# Curious and worried



## 52flower (Mar 4, 2011)

Although I started in the Coping/Infidelity section and unfortunately made it to the Divorced section, I am posting this question here because I have seen a wealth of information on usages with technology. 

With the advice from many, I got a new cell phone number and have been able to keep it from my ex. Recently I found out he obtained my new number. I know he has tracked other people with an application that allows such and I remember several of you referring this application on to people with Iphones. He has an Iphone(4) and I have a Verizon Droid. Can he track my location now that he knows my number? I am a little worried as I believe he would do so.


----------



## Jellybeans (Mar 8, 2011)

52, I'm not sure about how he could do that but I'm not very phone savvy...

Do you know what the application is called? If you guys still call eachother/text, maybe he can track it that way?


----------



## Almostrecovered (Jul 14, 2011)

He would have to physically get a hold of your phone for 10 minutes to put spyware on it.
Otherwise I can't see how he could get the info on your phone unless he is an account holder or has access to the computer that you sync the phone with.


----------



## HerToo (Oct 3, 2011)

I know the iphone 4 has an application that the owner of the phone can sign up for via login and password that helps the owner locate their iphone if they misplace it. Call Verizon Wireless and ask them if the same is possible with a Droid. Also, ask them about ways to secure your cell phone from stalking activities. They can help you.


----------



## naomi105813 (Oct 7, 2011)

There must be trust between the couples,right?


----------



## tacoma (May 1, 2011)

HerToo said:


> I know the iphone 4 has an application that the owner of the phone can sign up for via login and password that helps the owner locate their iphone if they misplace it. Call Verizon Wireless and ask them if the same is possible with a Droid. Also, ask them about ways to secure your cell phone from stalking activities. They can help you.

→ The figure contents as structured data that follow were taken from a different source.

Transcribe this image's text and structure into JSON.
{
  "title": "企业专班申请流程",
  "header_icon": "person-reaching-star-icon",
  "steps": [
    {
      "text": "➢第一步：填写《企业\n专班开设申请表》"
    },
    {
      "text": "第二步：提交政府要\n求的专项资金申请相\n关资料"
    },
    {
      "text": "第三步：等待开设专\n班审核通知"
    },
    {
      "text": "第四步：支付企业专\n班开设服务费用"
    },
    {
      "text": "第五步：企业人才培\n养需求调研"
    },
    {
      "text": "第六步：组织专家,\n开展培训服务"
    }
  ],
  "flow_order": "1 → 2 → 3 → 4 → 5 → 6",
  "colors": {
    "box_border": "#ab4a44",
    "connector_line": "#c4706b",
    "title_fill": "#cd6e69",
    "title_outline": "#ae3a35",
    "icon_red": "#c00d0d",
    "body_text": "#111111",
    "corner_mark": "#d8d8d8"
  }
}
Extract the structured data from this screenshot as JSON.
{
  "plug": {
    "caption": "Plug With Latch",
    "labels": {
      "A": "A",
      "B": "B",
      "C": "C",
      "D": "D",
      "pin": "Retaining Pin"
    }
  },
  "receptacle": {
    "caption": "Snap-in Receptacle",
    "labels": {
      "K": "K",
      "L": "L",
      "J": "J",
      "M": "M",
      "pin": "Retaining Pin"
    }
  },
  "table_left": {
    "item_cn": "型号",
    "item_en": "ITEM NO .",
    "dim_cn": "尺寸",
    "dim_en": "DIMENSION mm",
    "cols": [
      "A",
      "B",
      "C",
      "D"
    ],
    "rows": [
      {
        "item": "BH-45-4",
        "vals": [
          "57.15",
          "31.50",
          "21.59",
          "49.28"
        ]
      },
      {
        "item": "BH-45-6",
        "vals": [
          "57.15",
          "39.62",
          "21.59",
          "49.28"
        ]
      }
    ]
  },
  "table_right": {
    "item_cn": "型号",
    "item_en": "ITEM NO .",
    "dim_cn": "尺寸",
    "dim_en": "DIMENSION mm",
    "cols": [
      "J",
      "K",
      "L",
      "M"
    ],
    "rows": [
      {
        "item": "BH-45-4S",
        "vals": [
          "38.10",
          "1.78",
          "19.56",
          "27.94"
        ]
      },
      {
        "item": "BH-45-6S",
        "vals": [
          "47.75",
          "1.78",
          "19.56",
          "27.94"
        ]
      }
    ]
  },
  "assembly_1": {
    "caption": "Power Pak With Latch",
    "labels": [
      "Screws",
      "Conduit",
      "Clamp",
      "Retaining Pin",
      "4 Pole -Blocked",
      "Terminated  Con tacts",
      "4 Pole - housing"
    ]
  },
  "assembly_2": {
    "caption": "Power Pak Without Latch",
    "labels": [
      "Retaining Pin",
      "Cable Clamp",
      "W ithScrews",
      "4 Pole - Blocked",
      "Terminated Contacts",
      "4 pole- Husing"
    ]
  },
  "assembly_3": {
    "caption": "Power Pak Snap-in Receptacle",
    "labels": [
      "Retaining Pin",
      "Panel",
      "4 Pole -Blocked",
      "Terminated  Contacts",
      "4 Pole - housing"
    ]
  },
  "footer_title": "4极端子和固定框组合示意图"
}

This is regulated by the e-mail address of the phones owner.

When the "Find my iPhone" app is run in search of a phone an e-mail is sent to the phones owner so it`s not good to use for spying.

AS far as Android goes there are a number of apps that can be used to track a phone, see texts, and so on but he would need to have your phone in his possession long enough to download and install one of these apps.

If he hasn`t had direct access to your phone you`re probably ok.


----------